Lecture 02: Globing, Ownership, Groups, and Permissions

Table of Contents

1 Pattern Matching in Unix File System

When working in the command line terminal, a common desire is to perform operations over many files at once. For example, maybe we want to print the contents using cat of all files that start with the name "file". If the directory contained many hundreds of such files, then writing out each file name by hand would be terrible.

To alleviate such annoyances, the unix shell provides a simple mechanisms for describing pattern matching.
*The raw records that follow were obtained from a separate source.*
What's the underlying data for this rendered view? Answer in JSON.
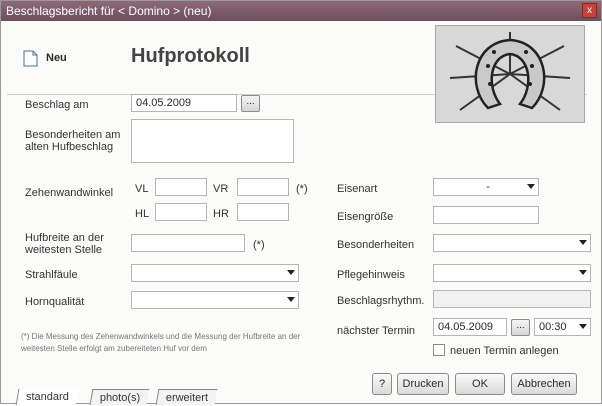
{
  "window": {
    "title": "Beschlagsbericht für < Domino > (neu)",
    "close_glyph": "x"
  },
  "header": {
    "new_label": "Neu",
    "title": "Hufprotokoll",
    "logo_icon": "horseshoe-icon"
  },
  "form": {
    "beschlag_am_label": "Beschlag am",
    "beschlag_am_value": "04.05.2009",
    "date_picker_label": "...",
    "besonderheiten_alt_label": "Besonderheiten am alten Hufbeschlag",
    "zehenwandwinkel_label": "Zehenwandwinkel",
    "vl_label": "VL",
    "vr_label": "VR",
    "hl_label": "HL",
    "hr_label": "HR",
    "star_marker": "(*)",
    "hufbreite_label": "Hufbreite an der weitesten Stelle",
    "hufbreite_star": "(*)",
    "strahlfaeule_label": "Strahlfäule",
    "hornqualitaet_label": "Hornqualität",
    "eisenart_label": "Eisenart",
    "eisenart_value": "-",
    "eisengroesse_label": "Eisengröße",
    "besonderheiten_label": "Besonderheiten",
    "pflegehinweis_label": "Pflegehinweis",
    "beschlagsrhythm_label": "Beschlagsrhythm.",
    "naechster_termin_label": "nächster Termin",
    "naechster_termin_value": "04.05.2009",
    "termin_picker_label": "...",
    "termin_time": "00:30",
    "neuer_termin_label": "neuen Termin anlegen",
    "note": "(*) Die Messung des Zehenwandwinkels und die Messung der Hufbreite an der weitesten Stelle erfolgt am zubereiteten Huf vor dem"
  },
  "buttons": {
    "help": "?",
    "print": "Drucken",
    "ok": "OK",
    "cancel": "Abbrechen"
  },
  "tabs": [
    "standard",
    "photo(s)",
    "erweitert"
  ]
}
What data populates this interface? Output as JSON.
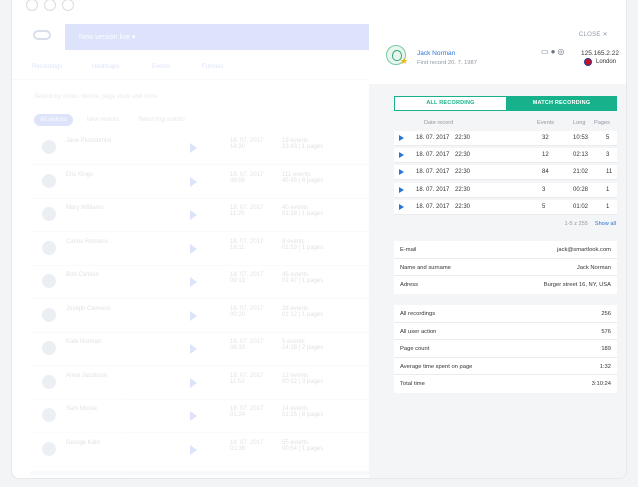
{
  "background_app": {
    "banner": "New version live",
    "tabs": [
      "Recordings",
      "Heatmaps",
      "Events",
      "Funnels"
    ],
    "search_placeholder": "Search by visitor, device, page visits and more",
    "filters": [
      "All visitors",
      "New visitors",
      "Returning visitors"
    ],
    "rows": [
      {
        "name": "Jane Piccolomini",
        "date": "18. 07. 2017",
        "time": "14:30",
        "events": "19 events",
        "meta": "23:43 | 1 pages"
      },
      {
        "name": "Eric Kings",
        "date": "18. 07. 2017",
        "time": "08:56",
        "events": "111 events",
        "meta": "45:45 | 8 pages"
      },
      {
        "name": "Mary Williams",
        "date": "18. 07. 2017",
        "time": "11:25",
        "events": "40 events",
        "meta": "01:28 | 1 pages"
      },
      {
        "name": "Carlos Romano",
        "date": "18. 07. 2017",
        "time": "18:11",
        "events": "9 events",
        "meta": "01:53 | 1 pages"
      },
      {
        "name": "Bob Carlson",
        "date": "18. 07. 2017",
        "time": "09:13",
        "events": "45 events",
        "meta": "01:47 | 1 pages"
      },
      {
        "name": "Joseph Clemens",
        "date": "18. 07. 2017",
        "time": "00:20",
        "events": "28 events",
        "meta": "01:12 | 1 pages"
      },
      {
        "name": "Kate Norman",
        "date": "18. 07. 2017",
        "time": "08:33",
        "events": "5 events",
        "meta": "14:28 | 2 pages"
      },
      {
        "name": "Anna Jacobson",
        "date": "18. 07. 2017",
        "time": "11:52",
        "events": "12 events",
        "meta": "00:12 | 3 pages"
      },
      {
        "name": "Sam Moore",
        "date": "18. 07. 2017",
        "time": "01:24",
        "events": "14 events",
        "meta": "01:25 | 8 pages"
      },
      {
        "name": "George Kato",
        "date": "18. 07. 2017",
        "time": "01:38",
        "events": "55 events",
        "meta": "00:54 | 1 pages"
      }
    ]
  },
  "panel": {
    "close_label": "CLOSE ✕",
    "user_name": "Jack Norman",
    "first_record": "First record 20. 7. 1987",
    "ip": "125.165.2.22",
    "city": "London",
    "tab_all": "ALL RECORDING",
    "tab_match": "MATCH RECORDING",
    "headers": {
      "date": "Date record",
      "events": "Events",
      "long": "Long",
      "pages": "Pages"
    },
    "recordings": [
      {
        "date": "18. 07. 2017",
        "time": "22:30",
        "events": "32",
        "long": "10:53",
        "pages": "5"
      },
      {
        "date": "18. 07. 2017",
        "time": "22:30",
        "events": "12",
        "long": "02:13",
        "pages": "3"
      },
      {
        "date": "18. 07. 2017",
        "time": "22:30",
        "events": "84",
        "long": "21:02",
        "pages": "11"
      },
      {
        "date": "18. 07. 2017",
        "time": "22:30",
        "events": "3",
        "long": "00:28",
        "pages": "1"
      },
      {
        "date": "18. 07. 2017",
        "time": "22:30",
        "events": "5",
        "long": "01:02",
        "pages": "1"
      }
    ],
    "pagination": "1-5 z 255",
    "show_all": "Show all",
    "contact": [
      {
        "label": "E-mail",
        "value": "jack@smartlook.com"
      },
      {
        "label": "Name and surname",
        "value": "Jack Norman"
      },
      {
        "label": "Adress",
        "value": "Burger street 16, NY, USA"
      }
    ],
    "stats": [
      {
        "label": "All recordings",
        "value": "256"
      },
      {
        "label": "All user action",
        "value": "576"
      },
      {
        "label": "Page count",
        "value": "189"
      },
      {
        "label": "Average time spent on page",
        "value": "1:32"
      },
      {
        "label": "Total time",
        "value": "3:10:24"
      }
    ]
  }
}
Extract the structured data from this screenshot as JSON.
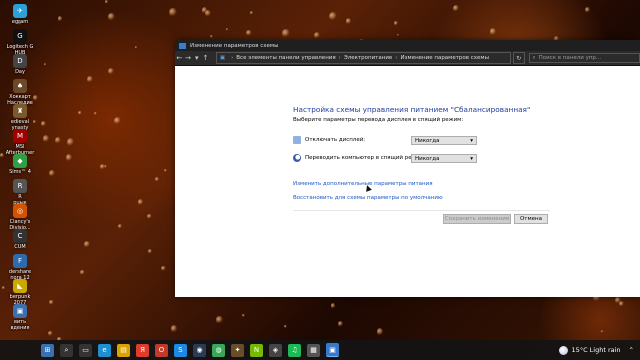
{
  "desktop": {
    "icons": [
      {
        "label": "egram",
        "color": "#2a9fd8",
        "glyph": "✈"
      },
      {
        "label": "Logitech G\nHUB",
        "color": "#111111",
        "glyph": "G"
      },
      {
        "label": "Day",
        "color": "#444444",
        "glyph": "D"
      },
      {
        "label": "Хоккарт\nНаследие",
        "color": "#6b4a2a",
        "glyph": "♠"
      },
      {
        "label": "edieval\nynasty",
        "color": "#7a5a2a",
        "glyph": "♜"
      },
      {
        "label": "MSI\nAfterburner",
        "color": "#a00000",
        "glyph": "M"
      },
      {
        "label": "Sims™ 4",
        "color": "#2f9e44",
        "glyph": "◆"
      },
      {
        "label": "R\nрцык",
        "color": "#555555",
        "glyph": "R"
      },
      {
        "label": "Clancy's\nDivisio...",
        "color": "#d35400",
        "glyph": "◎"
      },
      {
        "label": "CUM",
        "color": "#333333",
        "glyph": "C"
      },
      {
        "label": "dershare\nnora 12",
        "color": "#2b6cb0",
        "glyph": "F"
      },
      {
        "label": "berpunk\n2077",
        "color": "#c9a800",
        "glyph": "◣"
      },
      {
        "label": "вить\nвдения",
        "color": "#3a6fb0",
        "glyph": "▣"
      }
    ]
  },
  "window": {
    "title": "Изменение параметров схемы",
    "address": {
      "back": "←",
      "forward": "→",
      "dropdown": "▾",
      "up": "↑",
      "crumbs": [
        "Все элементы панели управления",
        "Электропитание",
        "Изменение параметров схемы"
      ],
      "refresh": "↻",
      "search_placeholder": "Поиск в панели упр..."
    },
    "heading": "Настройка схемы управления питанием \"Сбалансированная\"",
    "subtext": "Выберите параметры перевода дисплея в спящий режим:",
    "display_off": {
      "label": "Отключать дисплей:",
      "value": "Никогда"
    },
    "sleep": {
      "label": "Переводить компьютер в спящий режим:",
      "value": "Никогда"
    },
    "link_advanced": "Изменить дополнительные параметры питания",
    "link_restore": "Восстановить для схемы параметры по умолчанию",
    "save_label": "Сохранить изменения",
    "cancel_label": "Отмена"
  },
  "taskbar": {
    "apps": [
      {
        "name": "windows",
        "glyph": "⊞",
        "color": "#3a6fb0"
      },
      {
        "name": "search",
        "glyph": "⌕",
        "color": "#333333"
      },
      {
        "name": "task-view",
        "glyph": "▭",
        "color": "#333333"
      },
      {
        "name": "edge",
        "glyph": "e",
        "color": "#1f8fd0"
      },
      {
        "name": "explorer",
        "glyph": "▤",
        "color": "#d9a400"
      },
      {
        "name": "yandex",
        "glyph": "Я",
        "color": "#e03c2e"
      },
      {
        "name": "opera",
        "glyph": "O",
        "color": "#c0392b"
      },
      {
        "name": "skype",
        "glyph": "S",
        "color": "#1e88e5"
      },
      {
        "name": "steam",
        "glyph": "◉",
        "color": "#2b3a55"
      },
      {
        "name": "chrome",
        "glyph": "◍",
        "color": "#3aa757"
      },
      {
        "name": "game",
        "glyph": "✦",
        "color": "#6a4c2a"
      },
      {
        "name": "nvidia",
        "glyph": "N",
        "color": "#76b900"
      },
      {
        "name": "controller",
        "glyph": "◈",
        "color": "#444444"
      },
      {
        "name": "spotify",
        "glyph": "♫",
        "color": "#1db954"
      },
      {
        "name": "notes",
        "glyph": "▦",
        "color": "#555555"
      },
      {
        "name": "control-panel",
        "glyph": "▣",
        "color": "#3a79c9"
      }
    ],
    "weather": "15°C  Light rain",
    "more": "⌃"
  }
}
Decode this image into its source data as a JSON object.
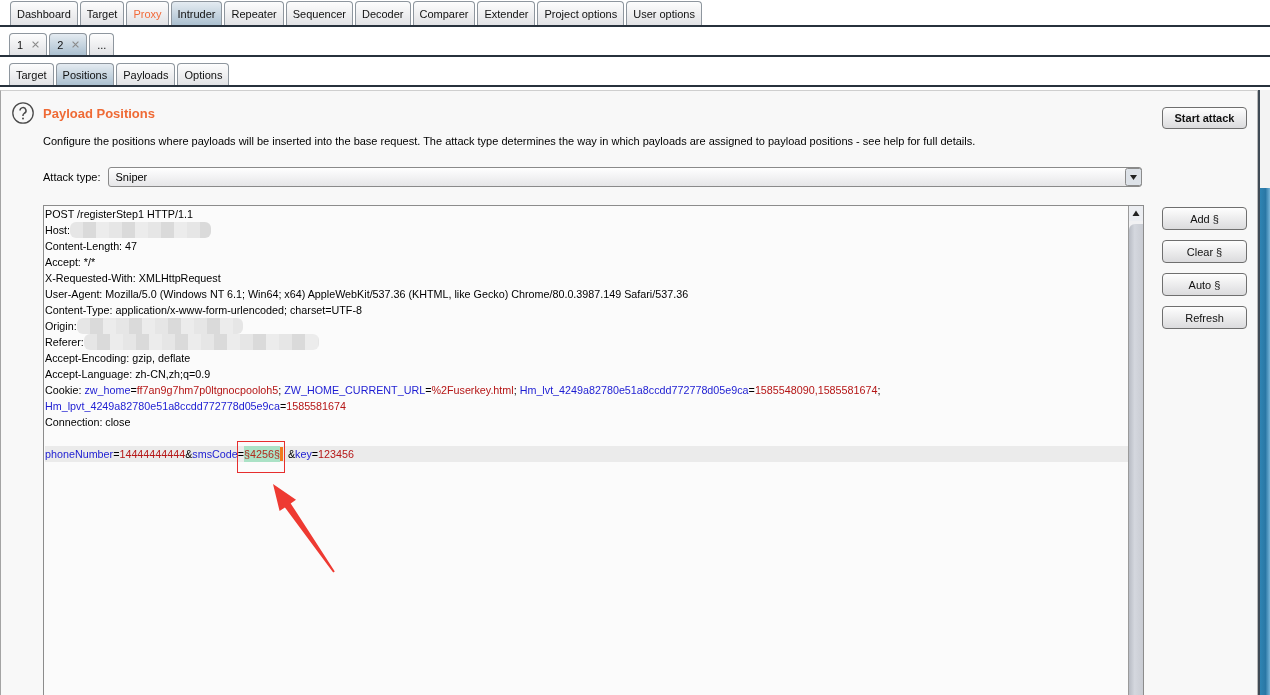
{
  "main_tabs": [
    {
      "label": "Dashboard",
      "selected": false,
      "highlighted": false
    },
    {
      "label": "Target",
      "selected": false,
      "highlighted": false
    },
    {
      "label": "Proxy",
      "selected": false,
      "highlighted": true
    },
    {
      "label": "Intruder",
      "selected": true,
      "highlighted": false
    },
    {
      "label": "Repeater",
      "selected": false,
      "highlighted": false
    },
    {
      "label": "Sequencer",
      "selected": false,
      "highlighted": false
    },
    {
      "label": "Decoder",
      "selected": false,
      "highlighted": false
    },
    {
      "label": "Comparer",
      "selected": false,
      "highlighted": false
    },
    {
      "label": "Extender",
      "selected": false,
      "highlighted": false
    },
    {
      "label": "Project options",
      "selected": false,
      "highlighted": false
    },
    {
      "label": "User options",
      "selected": false,
      "highlighted": false
    }
  ],
  "attack_tabs": [
    {
      "label": "1",
      "selected": false,
      "closable": true
    },
    {
      "label": "2",
      "selected": true,
      "closable": true
    },
    {
      "label": "...",
      "selected": false,
      "closable": false
    }
  ],
  "sub_tabs": [
    {
      "label": "Target",
      "selected": false
    },
    {
      "label": "Positions",
      "selected": true
    },
    {
      "label": "Payloads",
      "selected": false
    },
    {
      "label": "Options",
      "selected": false
    }
  ],
  "section": {
    "title": "Payload Positions",
    "description": "Configure the positions where payloads will be inserted into the base request. The attack type determines the way in which payloads are assigned to payload positions - see help for full details.",
    "attack_type": {
      "label": "Attack type:",
      "value": "Sniper"
    }
  },
  "start_attack": "Start attack",
  "position_buttons": [
    "Add §",
    "Clear §",
    "Auto §",
    "Refresh"
  ],
  "editor": {
    "lines": [
      {
        "current": false,
        "parts": [
          {
            "kind": "text",
            "tokens": [
              {
                "kind": "plain",
                "text": "POST /registerStep1 HTTP/1.1"
              }
            ]
          }
        ]
      },
      {
        "current": false,
        "parts": [
          {
            "kind": "text",
            "tokens": [
              {
                "kind": "plain",
                "text": "Host:"
              }
            ]
          },
          {
            "kind": "redacted"
          }
        ]
      },
      {
        "current": false,
        "parts": [
          {
            "kind": "text",
            "tokens": [
              {
                "kind": "plain",
                "text": "Content-Length: 47"
              }
            ]
          }
        ]
      },
      {
        "current": false,
        "parts": [
          {
            "kind": "text",
            "tokens": [
              {
                "kind": "plain",
                "text": "Accept: */*"
              }
            ]
          }
        ]
      },
      {
        "current": false,
        "parts": [
          {
            "kind": "text",
            "tokens": [
              {
                "kind": "plain",
                "text": "X-Requested-With: XMLHttpRequest"
              }
            ]
          }
        ]
      },
      {
        "current": false,
        "parts": [
          {
            "kind": "text",
            "tokens": [
              {
                "kind": "plain",
                "text": "User-Agent: Mozilla/5.0 (Windows NT 6.1; Win64; x64) AppleWebKit/537.36 (KHTML, like Gecko) Chrome/80.0.3987.149 Safari/537.36"
              }
            ]
          }
        ]
      },
      {
        "current": false,
        "parts": [
          {
            "kind": "text",
            "tokens": [
              {
                "kind": "plain",
                "text": "Content-Type: application/x-www-form-urlencoded; charset=UTF-8"
              }
            ]
          }
        ]
      },
      {
        "current": false,
        "parts": [
          {
            "kind": "text",
            "tokens": [
              {
                "kind": "plain",
                "text": "Origin:"
              }
            ]
          },
          {
            "kind": "redacted"
          }
        ]
      },
      {
        "current": false,
        "parts": [
          {
            "kind": "text",
            "tokens": [
              {
                "kind": "plain",
                "text": "Referer:"
              }
            ]
          },
          {
            "kind": "redacted"
          }
        ]
      },
      {
        "current": false,
        "parts": [
          {
            "kind": "text",
            "tokens": [
              {
                "kind": "plain",
                "text": "Accept-Encoding: gzip, deflate"
              }
            ]
          }
        ]
      },
      {
        "current": false,
        "parts": [
          {
            "kind": "text",
            "tokens": [
              {
                "kind": "plain",
                "text": "Accept-Language: zh-CN,zh;q=0.9"
              }
            ]
          }
        ]
      },
      {
        "current": false,
        "parts": [
          {
            "kind": "text",
            "tokens": [
              {
                "kind": "plain",
                "text": "Cookie: "
              },
              {
                "kind": "name",
                "text": "zw_home"
              },
              {
                "kind": "plain",
                "text": "="
              },
              {
                "kind": "value",
                "text": "ff7an9g7hm7p0ltgnocpooloh5"
              },
              {
                "kind": "plain",
                "text": "; "
              },
              {
                "kind": "name",
                "text": "ZW_HOME_CURRENT_URL"
              },
              {
                "kind": "plain",
                "text": "="
              },
              {
                "kind": "value",
                "text": "%2Fuserkey.html"
              },
              {
                "kind": "plain",
                "text": "; "
              },
              {
                "kind": "name",
                "text": "Hm_lvt_4249a82780e51a8ccdd772778d05e9ca"
              },
              {
                "kind": "plain",
                "text": "="
              },
              {
                "kind": "value",
                "text": "1585548090,1585581674"
              },
              {
                "kind": "plain",
                "text": ";"
              }
            ]
          }
        ]
      },
      {
        "current": false,
        "parts": [
          {
            "kind": "text",
            "tokens": [
              {
                "kind": "name",
                "text": "Hm_lpvt_4249a82780e51a8ccdd772778d05e9ca"
              },
              {
                "kind": "plain",
                "text": "="
              },
              {
                "kind": "value",
                "text": "1585581674"
              }
            ]
          }
        ]
      },
      {
        "current": false,
        "parts": [
          {
            "kind": "text",
            "tokens": [
              {
                "kind": "plain",
                "text": "Connection: close"
              }
            ]
          }
        ]
      },
      {
        "current": false
      },
      {
        "current": true,
        "parts": [
          {
            "kind": "text",
            "tokens": [
              {
                "kind": "name",
                "text": "phoneNumber"
              },
              {
                "kind": "plain",
                "text": "="
              },
              {
                "kind": "value",
                "text": "14444444444"
              },
              {
                "kind": "plain",
                "text": "&"
              },
              {
                "kind": "name",
                "text": "smsCode"
              },
              {
                "kind": "plain",
                "text": "="
              }
            ]
          },
          {
            "kind": "payload",
            "text": "§4256§",
            "framed": true,
            "pointed_at": true
          },
          {
            "kind": "cursor"
          },
          {
            "kind": "text",
            "tokens": [
              {
                "kind": "plain",
                "text": "&"
              },
              {
                "kind": "name",
                "text": "key"
              },
              {
                "kind": "plain",
                "text": "="
              },
              {
                "kind": "value",
                "text": "123456"
              }
            ]
          }
        ]
      }
    ]
  }
}
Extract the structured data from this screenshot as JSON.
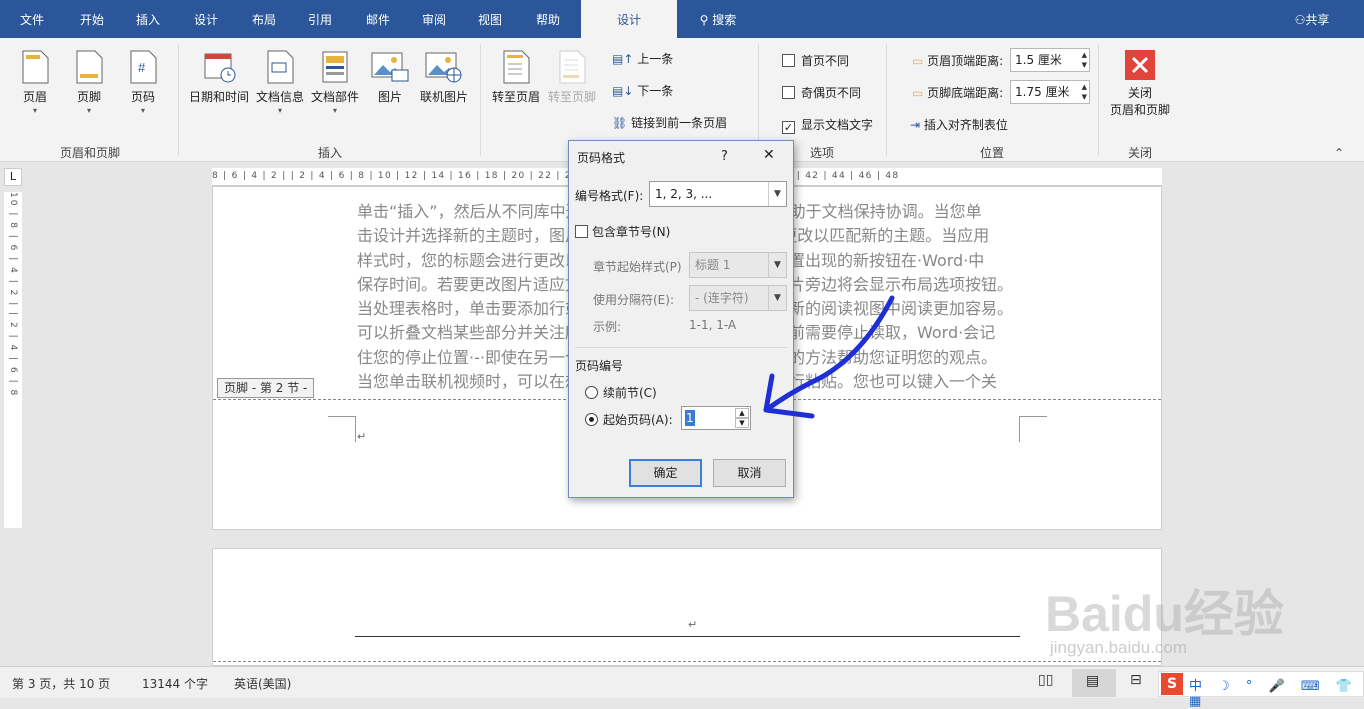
{
  "tabs": [
    "文件",
    "开始",
    "插入",
    "设计",
    "布局",
    "引用",
    "邮件",
    "审阅",
    "视图",
    "帮助",
    "设计"
  ],
  "active_tab_index": 10,
  "search_label": "搜索",
  "share_label": "共享",
  "ribbon": {
    "header_footer": {
      "header": "页眉",
      "footer": "页脚",
      "page_number": "页码",
      "group": "页眉和页脚"
    },
    "insert": {
      "datetime": "日期和时间",
      "docinfo": "文档信息",
      "quickparts": "文档部件",
      "picture": "图片",
      "online_picture": "联机图片",
      "group": "插入"
    },
    "navigation": {
      "goto_header": "转至页眉",
      "goto_footer": "转至页脚",
      "previous": "上一条",
      "next": "下一条",
      "link_previous": "链接到前一条页眉"
    },
    "options": {
      "diff_first": "首页不同",
      "diff_odd_even": "奇偶页不同",
      "show_text": "显示文档文字",
      "group": "选项",
      "show_text_checked": true
    },
    "position": {
      "header_top_label": "页眉顶端距离:",
      "header_top_value": "1.5 厘米",
      "footer_bottom_label": "页脚底端距离:",
      "footer_bottom_value": "1.75 厘米",
      "align_tab": "插入对齐制表位",
      "group": "位置"
    },
    "close": {
      "label1": "关闭",
      "label2": "页眉和页脚",
      "group": "关闭"
    }
  },
  "ruler": "8 | 6 | 4 | 2 |  | 2 | 4 | 6 | 8 | 10 | 12 | 14 | 16 | 18 | 20 | 22 | 24 | 26 | 28 | 30 | 32 | 34 | 36 | 38 | 40 | 42 | 44 | 46 | 48",
  "vruler": "10 | 8 | 6 | 4 | 2 |  | 2 | 4 | 6 | 8",
  "document": {
    "lines": [
      "单击“插入”，然后从不同库中选择所需元素。主题和样式也有助于文档保持协调。当您单",
      "击设计并选择新的主题时，图片、图表或SmartArt图形将会更改以匹配新的主题。当应用",
      "样式时，您的标题会进行更改以匹配新的主题。使用在需要位置出现的新按钮在·Word·中",
      "保存时间。若要更改图片适应文档的方式，请单击该图片，图片旁边将会显示布局选项按钮。",
      "当处理表格时，单击要添加行或列的位置，然后单击加号。在新的阅读视图中阅读更加容易。",
      "可以折叠文档某些部分并关注所需文本。如果在达到结尾处之前需要停止读取，Word·会记",
      "住您的停止位置·-·即使在另一个设备上。视频提供了功能强大的方法帮助您证明您的观点。",
      "当您单击联机视频时，可以在想要添加的视频的嵌入代码中进行粘贴。您也可以键入一个关"
    ],
    "footer_tag": "页脚 - 第 2 节 -",
    "para_mark": "↵"
  },
  "dialog": {
    "title": "页码格式",
    "help": "?",
    "close": "✕",
    "format_label": "编号格式(F):",
    "format_value": "1, 2, 3, ...",
    "include_chapter": "包含章节号(N)",
    "chapter_style_label": "章节起始样式(P)",
    "chapter_style_value": "标题 1",
    "separator_label": "使用分隔符(E):",
    "separator_value": "-  (连字符)",
    "example_label": "示例:",
    "example_value": "1-1, 1-A",
    "numbering_title": "页码编号",
    "continue_label": "续前节(C)",
    "start_at_label": "起始页码(A):",
    "start_at_value": "1",
    "ok": "确定",
    "cancel": "取消"
  },
  "status": {
    "page": "第 3 页，共 10 页",
    "words": "13144 个字",
    "language": "英语(美国)"
  },
  "watermark": {
    "brand": "Baidu经验",
    "url": "jingyan.baidu.com"
  },
  "colors": {
    "brand": "#2b579a",
    "arrow": "#1f2fd6",
    "close_icon": "#e0443a"
  }
}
The process of describing patterns to match a string is well studied in computer science and is the basis of many theoretical thought. In this class we will apply pattern matching in the shell to perform simple tasks, and, in fact, you've seen some of this already when using grep in the last lab. Generally, we will use two pattern matching techniques:

  1. Globbing: A shell driven pattern matching facility that allows the user to generally matching patterns in files and directories.
  2. Regular Expressions : An expressive language of pattern matching that can match contents and names of files and directories through other command line tools, like sed and grep.

In this lecture, we will focus primarily on globbing, and in the lab, you will have some basic exposure to regular expressions.

2 Globbing

The globbing is actually a process of filename expansion which provides a way for the user to refer to multiple files at the same time. The key idea behind globing is that you can use a wildcard that can match anything and the wildcard then expands the command line with all the matched files or directories given the pattern. Think of this like a wildcard in poker: if you have a wildcard, then it can become any card you like. In the same way, when you use a wildcard in a pattern, it can inhabit any character you want to match in some specified way.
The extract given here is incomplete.